In contrast, patients infected with HCV were predominantly of Spanish origin (87.3%) and had a history of past or current injection drug use (27.1%). ALD was reported in 26.9% of patients with HCV, similar to those described in another cohort study (GECCO cohort, Germany) which reported an ALD prevalence of 32.5%25. However, 210/863 of the patients included in the GECCO cohort were co-infected with HIV / HCV. HIV patients are increasingly aware of their status and are regularly cared for, which suggests that HCV testing would be done in a timely manner, thereby reducing the risk of CR. Integrated care is a reported best practice for increasing detection, management and monitoring of treatment for HCV care26 and in Spain, elimination of HCV among people infected with HIV / HCV is achievable27, as is the case in other settings28. Among those who had a mode of transmission documented in our study, injection drug use was the most common route of HCV infection. Targeted interventions for this key population should be implemented if they are lacking in particular and wide-ranging regions to achieve the WHO elimination goals by 2030.
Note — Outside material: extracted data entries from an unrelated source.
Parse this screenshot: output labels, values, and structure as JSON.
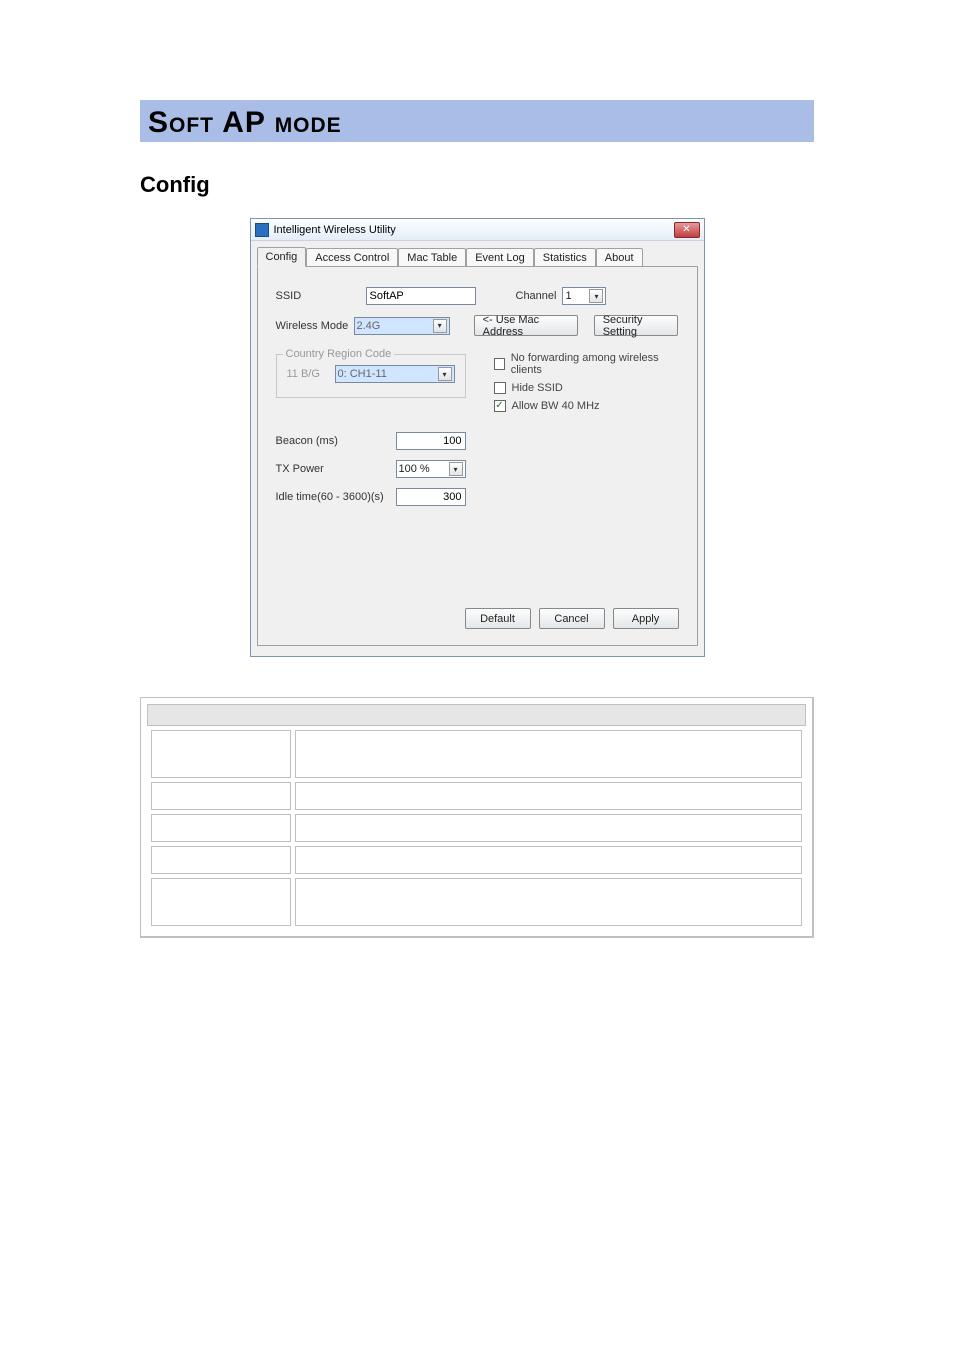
{
  "heading1": "Soft AP mode",
  "heading2": "Config",
  "window": {
    "title": "Intelligent Wireless Utility",
    "close_glyph": "✕",
    "tabs": [
      "Config",
      "Access Control",
      "Mac Table",
      "Event Log",
      "Statistics",
      "About"
    ],
    "ssid_label": "SSID",
    "ssid_value": "SoftAP",
    "channel_label": "Channel",
    "channel_value": "1",
    "wireless_mode_label": "Wireless Mode",
    "wireless_mode_value": "2.4G",
    "use_mac_btn": "<- Use Mac Address",
    "security_setting_btn": "Security Setting",
    "group_legend": "Country Region Code",
    "bg_label": "11 B/G",
    "bg_value": "0: CH1-11",
    "cb_noforward": "No forwarding among wireless clients",
    "cb_hide_ssid": "Hide SSID",
    "cb_allow_bw40": "Allow BW 40 MHz",
    "beacon_label": "Beacon (ms)",
    "beacon_value": "100",
    "txpower_label": "TX Power",
    "txpower_value": "100 %",
    "idle_label": "Idle time(60 - 3600)(s)",
    "idle_value": "300",
    "btn_default": "Default",
    "btn_cancel": "Cancel",
    "btn_apply": "Apply"
  },
  "desc": {
    "header": "",
    "rows": [
      {
        "k": "",
        "v": ""
      },
      {
        "k": "",
        "v": ""
      },
      {
        "k": "",
        "v": ""
      },
      {
        "k": "",
        "v": ""
      },
      {
        "k": "",
        "v": ""
      }
    ]
  }
}
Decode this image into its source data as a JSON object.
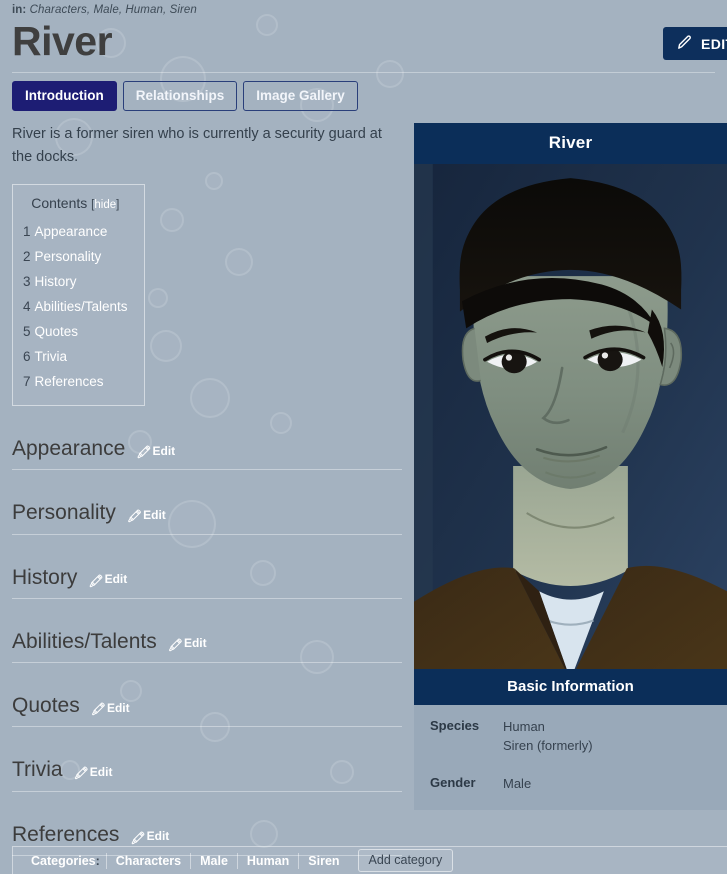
{
  "breadcrumb": {
    "prefix": "in:",
    "categories": "Characters, Male, Human, Siren"
  },
  "header": {
    "title": "River",
    "edit_button_label": "EDIT",
    "edit_icon": "pencil-icon"
  },
  "tabs": [
    {
      "label": "Introduction",
      "active": true
    },
    {
      "label": "Relationships",
      "active": false
    },
    {
      "label": "Image Gallery",
      "active": false
    }
  ],
  "main": {
    "intro_text": "River is a former siren who is currently a security guard at the docks.",
    "toc": {
      "heading": "Contents",
      "hide_bracket_open": "[",
      "hide_label": "hide",
      "hide_bracket_close": "]",
      "items": [
        {
          "num": "1",
          "label": "Appearance"
        },
        {
          "num": "2",
          "label": "Personality"
        },
        {
          "num": "3",
          "label": "History"
        },
        {
          "num": "4",
          "label": "Abilities/Talents"
        },
        {
          "num": "5",
          "label": "Quotes"
        },
        {
          "num": "6",
          "label": "Trivia"
        },
        {
          "num": "7",
          "label": "References"
        }
      ]
    },
    "sections": [
      {
        "title": "Appearance",
        "edit_label": "Edit",
        "edit_icon": "pencil-icon"
      },
      {
        "title": "Personality",
        "edit_label": "Edit",
        "edit_icon": "pencil-icon"
      },
      {
        "title": "History",
        "edit_label": "Edit",
        "edit_icon": "pencil-icon"
      },
      {
        "title": "Abilities/Talents",
        "edit_label": "Edit",
        "edit_icon": "pencil-icon"
      },
      {
        "title": "Quotes",
        "edit_label": "Edit",
        "edit_icon": "pencil-icon"
      },
      {
        "title": "Trivia",
        "edit_label": "Edit",
        "edit_icon": "pencil-icon"
      },
      {
        "title": "References",
        "edit_label": "Edit",
        "edit_icon": "pencil-icon"
      }
    ]
  },
  "infobox": {
    "title": "River",
    "portrait_alt": "character-portrait",
    "basic_information_heading": "Basic Information",
    "rows": [
      {
        "label": "Species",
        "values": [
          "Human",
          "Siren (formerly)"
        ]
      },
      {
        "label": "Gender",
        "values": [
          "Male"
        ]
      }
    ]
  },
  "footer": {
    "categories_label": "Categories",
    "colon": ":",
    "items": [
      "Characters",
      "Male",
      "Human",
      "Siren"
    ],
    "add_category_label": "Add category"
  },
  "colors": {
    "page_background": "#a4b2c0",
    "infobox_header": "#0b2e59",
    "infobox_body": "#99a9b9",
    "active_tab": "#1d1d74",
    "edit_button": "#0d2f5c",
    "heading_text": "#3c3c3c",
    "link_text": "#ffffff"
  }
}
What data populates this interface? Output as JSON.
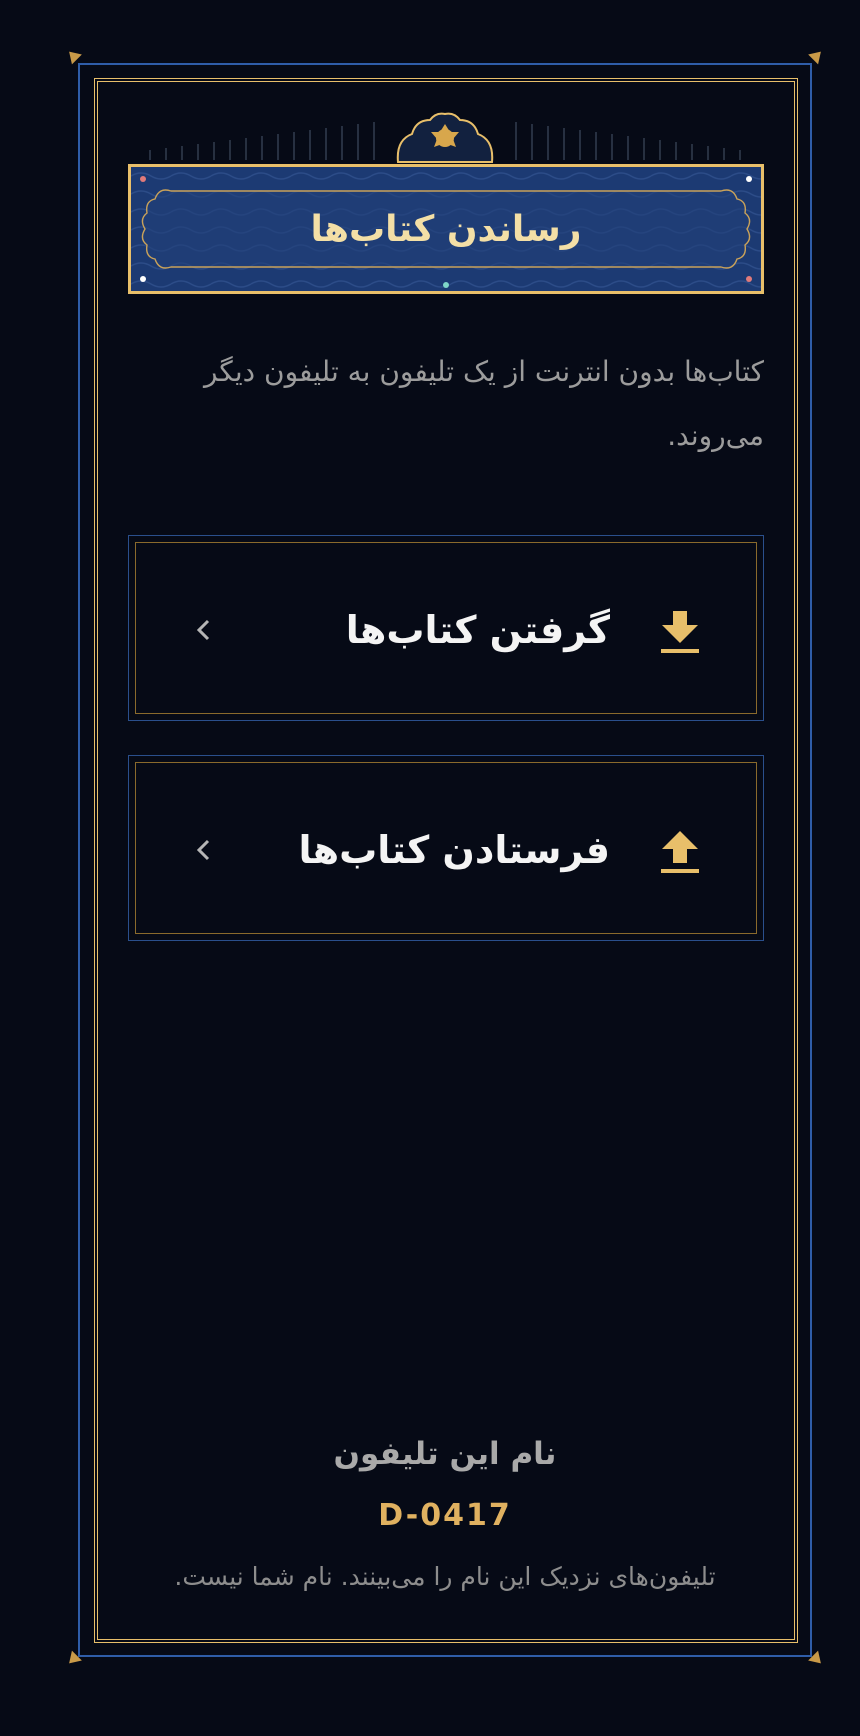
{
  "header": {
    "title": "رساندن کتاب‌ها"
  },
  "description": "کتاب‌ها بدون انترنت از یک تلیفون به تلیفون دیگر می‌روند.",
  "actions": [
    {
      "label": "گرفتن کتاب‌ها",
      "icon": "download-icon"
    },
    {
      "label": "فرستادن کتاب‌ها",
      "icon": "upload-icon"
    }
  ],
  "device": {
    "label": "نام این تلیفون",
    "name": "D-0417",
    "note": "تلیفون‌های نزدیک این نام را می‌بینند. نام شما نیست."
  },
  "colors": {
    "background": "#060a16",
    "gold": "#e8bf6a",
    "blue": "#2f5da8",
    "banner": "#1c3a73"
  }
}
Notably, however, our study also had a large proportion of unknown modes of transmission, for both HBV and HCV patients. This poses a particular challenge when designing targeted interventions for key populations, as described in the Spanish Ministry of Health screening guidelines.29. Age was identified as a risk factor for LP and the presence of hepatocellular carcinoma in our study, which may serve as a basis for increased screening among older groups, including several generations, similar to what is recommended in the United States30.

Current models of patient-centered care exist across Spain to increase testing and linkages to care for people who inject drugs. These models of care have high cure rates and should be extended, especially since the normal care pathways with referral systems in the Spanish hospital system show large proportions of LP and referral origins not followed. These models of care often use point-of-care testing31 or reflex test32, helping to reduce the potential lost to follow-up.
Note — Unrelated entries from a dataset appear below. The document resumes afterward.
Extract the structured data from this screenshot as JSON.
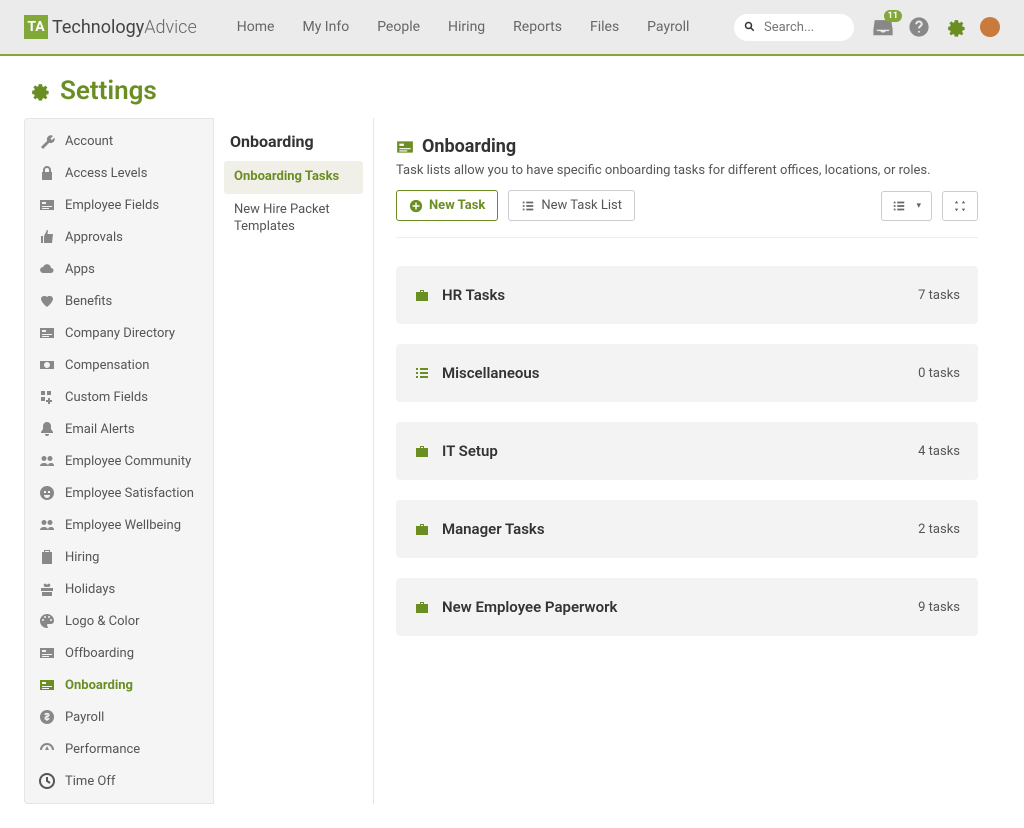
{
  "brand": {
    "mark": "TA",
    "name_strong": "Technology",
    "name_light": "Advice"
  },
  "topnav": [
    "Home",
    "My Info",
    "People",
    "Hiring",
    "Reports",
    "Files",
    "Payroll"
  ],
  "search": {
    "placeholder": "Search..."
  },
  "notifications": {
    "count": "11"
  },
  "page_title": "Settings",
  "sidebar": [
    {
      "label": "Account",
      "icon": "wrench"
    },
    {
      "label": "Access Levels",
      "icon": "lock"
    },
    {
      "label": "Employee Fields",
      "icon": "id-card"
    },
    {
      "label": "Approvals",
      "icon": "thumb-up"
    },
    {
      "label": "Apps",
      "icon": "cloud"
    },
    {
      "label": "Benefits",
      "icon": "heart"
    },
    {
      "label": "Company Directory",
      "icon": "id-card"
    },
    {
      "label": "Compensation",
      "icon": "money"
    },
    {
      "label": "Custom Fields",
      "icon": "grid-plus"
    },
    {
      "label": "Email Alerts",
      "icon": "bell"
    },
    {
      "label": "Employee Community",
      "icon": "group"
    },
    {
      "label": "Employee Satisfaction",
      "icon": "smiley"
    },
    {
      "label": "Employee Wellbeing",
      "icon": "group"
    },
    {
      "label": "Hiring",
      "icon": "clipboard"
    },
    {
      "label": "Holidays",
      "icon": "gift"
    },
    {
      "label": "Logo & Color",
      "icon": "palette"
    },
    {
      "label": "Offboarding",
      "icon": "id-card"
    },
    {
      "label": "Onboarding",
      "icon": "id-card",
      "active": true
    },
    {
      "label": "Payroll",
      "icon": "dollar"
    },
    {
      "label": "Performance",
      "icon": "gauge"
    },
    {
      "label": "Time Off",
      "icon": "clock"
    }
  ],
  "subnav": {
    "title": "Onboarding",
    "items": [
      {
        "label": "Onboarding Tasks",
        "active": true
      },
      {
        "label": "New Hire Packet Templates"
      }
    ]
  },
  "main": {
    "heading": "Onboarding",
    "description": "Task lists allow you to have specific onboarding tasks for different offices, locations, or roles.",
    "new_task_label": "New Task",
    "new_task_list_label": "New Task List",
    "task_lists": [
      {
        "title": "HR Tasks",
        "count": "7 tasks",
        "icon": "briefcase"
      },
      {
        "title": "Miscellaneous",
        "count": "0 tasks",
        "icon": "list"
      },
      {
        "title": "IT Setup",
        "count": "4 tasks",
        "icon": "briefcase"
      },
      {
        "title": "Manager Tasks",
        "count": "2 tasks",
        "icon": "briefcase"
      },
      {
        "title": "New Employee Paperwork",
        "count": "9 tasks",
        "icon": "briefcase"
      }
    ]
  }
}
Our results can be used to identify vulnerable groups (eg injecting drug users and migrants); risk factors and characteristics (eg age) that contribute to LP; monitor the effectiveness of ongoing interventions in the region; and potentially initiate additional studies and improve rapid access to treatment. Since hospitals serving various Spanish cities were included in this study, further studies examining potential barriers to specialist care are warranted.
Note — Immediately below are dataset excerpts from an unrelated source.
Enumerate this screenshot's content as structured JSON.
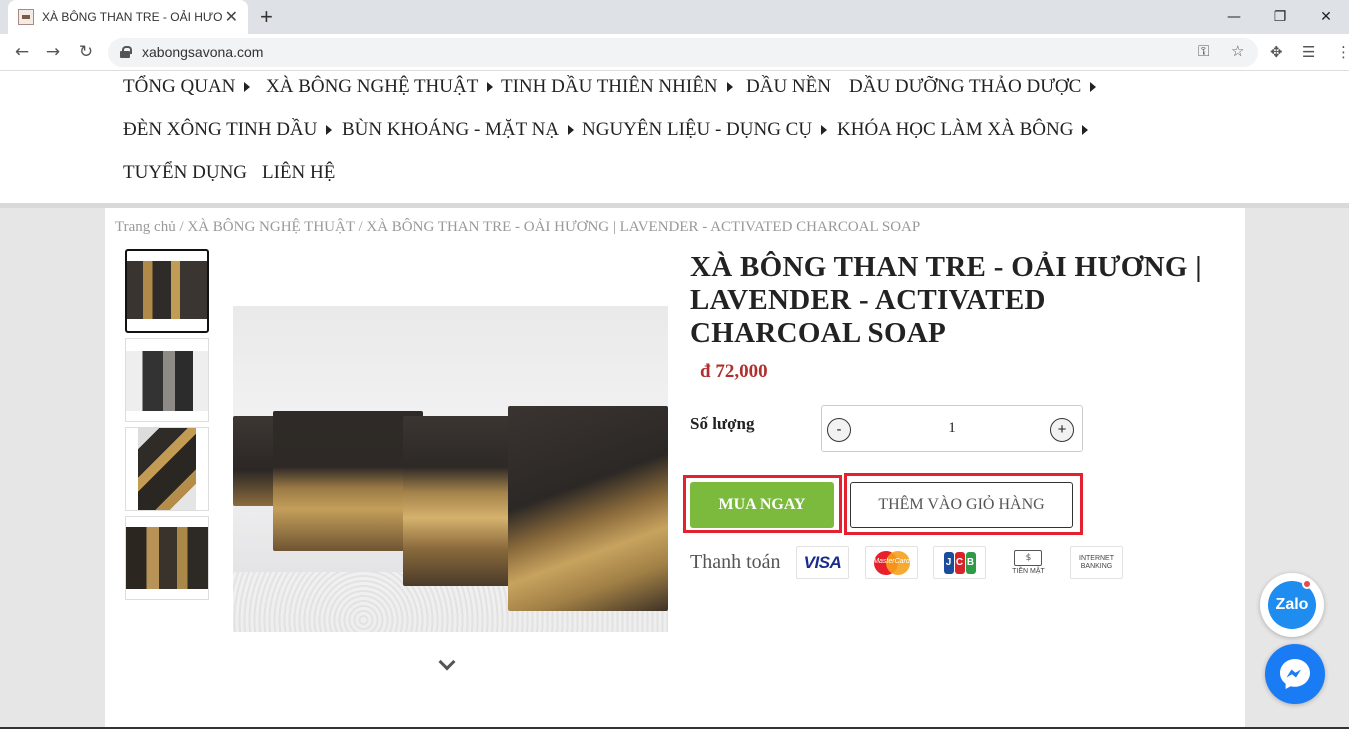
{
  "browser": {
    "tab_title": "XÀ BÔNG THAN TRE - OẢI HƯƠNG",
    "tab_close": "✕",
    "new_tab": "+",
    "url": "xabongsavona.com",
    "win_min": "—",
    "win_restore": "❐",
    "win_close": "✕"
  },
  "nav": {
    "row1": [
      "TỔNG QUAN",
      "XÀ BÔNG NGHỆ THUẬT",
      "TINH DẦU THIÊN NHIÊN",
      "DẦU NỀN",
      "DẦU DƯỠNG THẢO DƯỢC"
    ],
    "row2": [
      "ĐÈN XÔNG TINH DẦU",
      "BÙN KHOÁNG - MẶT NẠ",
      "NGUYÊN LIỆU - DỤNG CỤ",
      "KHÓA HỌC LÀM XÀ BÔNG"
    ],
    "row3": [
      "TUYỂN DỤNG",
      "LIÊN HỆ"
    ]
  },
  "breadcrumb": "Trang chủ / XÀ BÔNG NGHỆ THUẬT / XÀ BÔNG THAN TRE - OẢI HƯƠNG | LAVENDER - ACTIVATED CHARCOAL SOAP",
  "product": {
    "title": "XÀ BÔNG THAN TRE - OẢI HƯƠNG | LAVENDER - ACTIVATED CHARCOAL SOAP",
    "price": "đ 72,000",
    "qty_label": "Số lượng",
    "qty_minus": "-",
    "qty_value": "1",
    "qty_plus": "+",
    "buy_now": "MUA NGAY",
    "add_to_cart": "THÊM VÀO GIỎ HÀNG",
    "payment_label": "Thanh toán"
  },
  "payments": {
    "visa": "VISA",
    "mastercard": "MasterCard",
    "jcb": [
      "J",
      "C",
      "B"
    ],
    "cash": "TIỀN MẶT",
    "cash_symbol": "$",
    "bank": "INTERNET BANKING"
  },
  "chat": {
    "zalo": "Zalo"
  },
  "colors": {
    "buy_green": "#7cba3d",
    "price_red": "#b0302f",
    "highlight_red": "#e3212f",
    "zalo_blue": "#1f8cf0",
    "messenger_blue": "#1a7cf4"
  }
}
The main advantages of our study are that it is a multicenter study with a large number of patients included over a period of two years. However, the study has several limitations such as inconsistency in data quality, including missing data for some variables between centers. In addition, the confusion between late presentation to care and late presentation to treatment should be highlighted. While our study focused on describing the late presentation to specialist care because liver specialists are appointed to oversee the treatment and care of patients with viral hepatitis in Spain, the data also shows that some patients may have been treated in other specialties before reaching the appropriate specialty for their management of viral hepatitis. In addition, the stage of fibrosis was reported by each participating hospital using different methods of staging the liver by each. Our data cannot reflect the accuracy of every stage of fibrosis reported; hospitals classified their patients’ stage of fibrosis using one of the methods described in “Complementary material”.